Maria, a Carpi le donne pachistane sono integrate?
“In Pakistan esiste un forte contrasto tra città e campagna: la maggior parte dei pachistani che vive a Carpi proviene dalla campagna. La risposta secca alla sua domanda quindi è No! Qui c’è una generale mancanza di istruzione sia tra gli uomini che tra le donne. Credo che in primis occorra lavorare sull’educazione. C’è troppa ignoranza ma come si fa a spiegare diritti e doveri se non c’è un’istruzione base?”.
Molte donne non conoscono nemmeno la lingua italiana…
“Il Governo dovrebbe imporre regole molto serie in tal senso. Emigrare in Canada o negli Stati Uniti ad esempio è molto difficile: i requisiti da soddisfare sono numerosi e alquanto rigidi. Devi possedere varie skills, tra cui la conoscenza della lingua inglese e dimostrare di essere in grado di integrarsi. In Italia non è così. Qui arriva gente per fare lavori umili e lo fa con facilità a prescindere dal proprio livello di istruzione ed educazione. Per questo motivo qui non c’è integrazione”.
Le giovani donne che crescono in famiglie di questo tipo sono libere?

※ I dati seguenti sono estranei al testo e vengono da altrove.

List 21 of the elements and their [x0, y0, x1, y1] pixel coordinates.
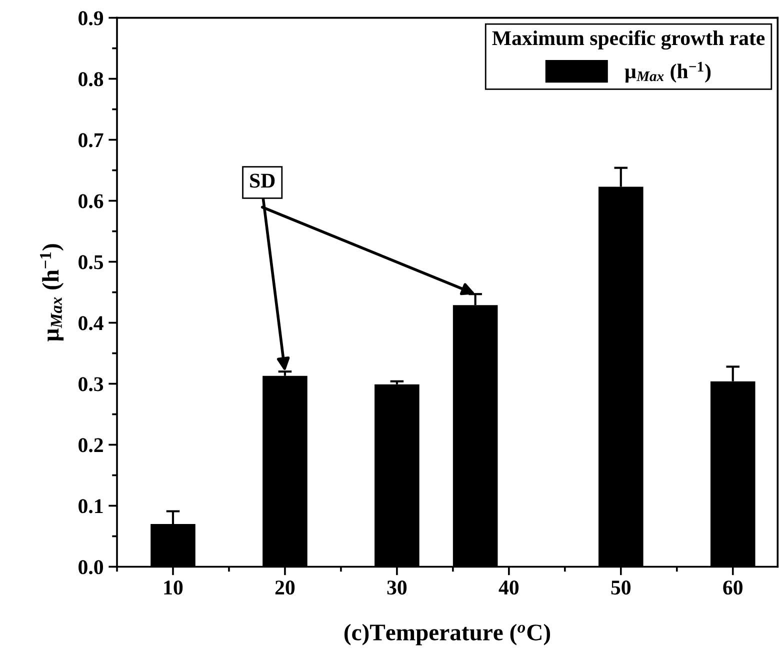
x-tick-label: 50: [611, 580, 631, 595]
x-tick-label: 20: [275, 580, 295, 595]
legend-title: Maximum specific growth rate: [492, 30, 765, 50]
x-tick-label: 60: [723, 580, 742, 595]
y-tick-label: 0.5: [78, 255, 104, 270]
y-tick-label: 0.2: [78, 438, 103, 452]
y-tick-label: 0.0: [78, 560, 104, 574]
y-tick-label: 0.4: [78, 316, 104, 330]
y-tick-label: 0.1: [78, 499, 103, 514]
x-tick-label: 10: [164, 580, 183, 595]
legend-label: μ$_{Max}$ (h$^{−1}$): [624, 62, 711, 83]
x-axis-title: (c)Temperature ($^{o}$C): [344, 624, 550, 646]
x-tick-label: 40: [498, 580, 519, 595]
y-tick-label: 0.9: [78, 11, 104, 26]
x-tick-label: 30: [387, 580, 407, 595]
annotation: SD: [250, 174, 275, 188]
y-tick-label: 0.6: [78, 194, 104, 208]
y-tick-label: 0.7: [78, 133, 104, 148]
y-tick-label: 0.3: [78, 377, 104, 392]
y-axis-title: μ$_{Max}$ (h$^{−1}$): [40, 244, 64, 342]
y-tick-label: 0.8: [78, 72, 104, 86]
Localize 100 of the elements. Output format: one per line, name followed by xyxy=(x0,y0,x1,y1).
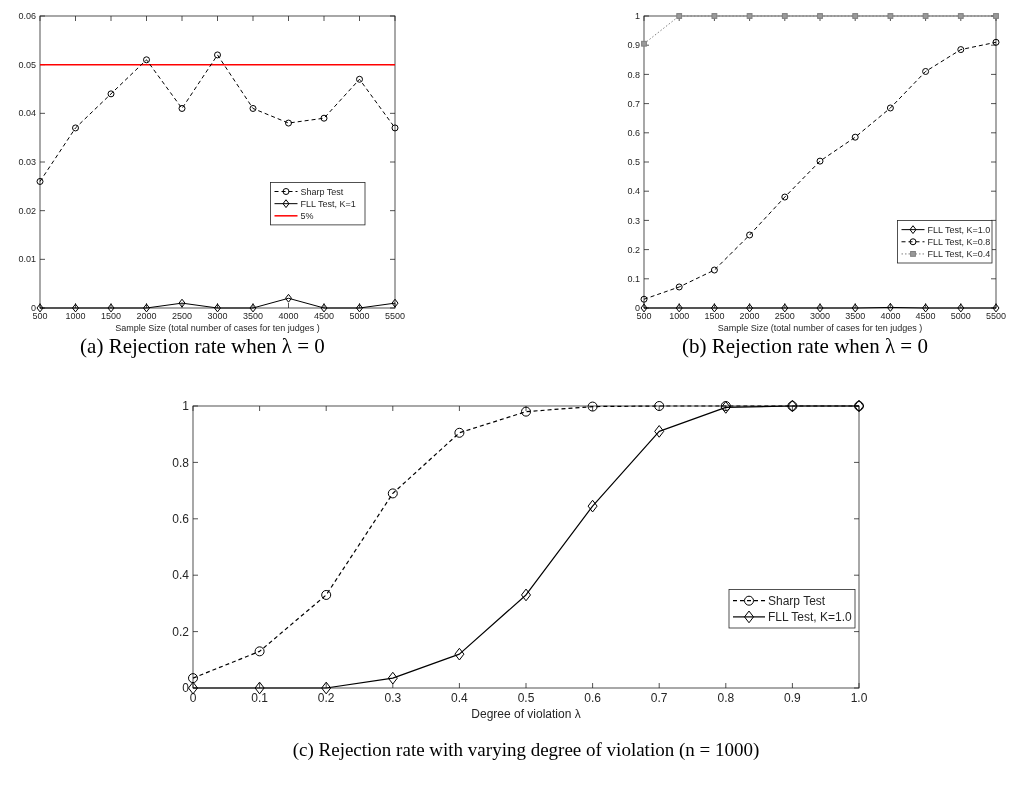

“Secondo me se cresci in una famiglia scarsamente istruita non sai come muoverti. Io ho sempre avuto un forte supporto da parte dei miei genitori, entrambi mi hanno spinta a studiare, ad aprirmi al mondo. Serve una guida, qualcuno che dispensi i consigli giusti. Mia madre ha avuto un ruolo fondamentale nella mia formazione e se oggi studio Ingegneria è anche grazie a lei e al suo incoraggiamento”.
Quando leggi di casi di cronaca come quello che ha riguardato la giovane Saman a Novellara come ti senti?
“Addolorata. Quanto accaduto a Saman è orrendo e condannabile. Chiunque sia mentalmente sano non può che considerare disumano un atto di questo tipo. E poi c’è la negligenza delle nostre istituzioni: Saman aveva chiesto aiuto per essere protetta dalla sua famiglia eppure alla fine proprio a quella famiglia è dovuta tornare con l’epilogo che poi conosciamo. Credo si debba fare di tutto affinché fatti violenti come questo non si ripetano e per farlo occorre prima di tutto lavorare sul piano dell’immigrazione. Insistere sull’istruzione di uomini e donne. E poi si deve avere il coraggio di parlare di queste cose, di uscire dalla propria comfort zone”.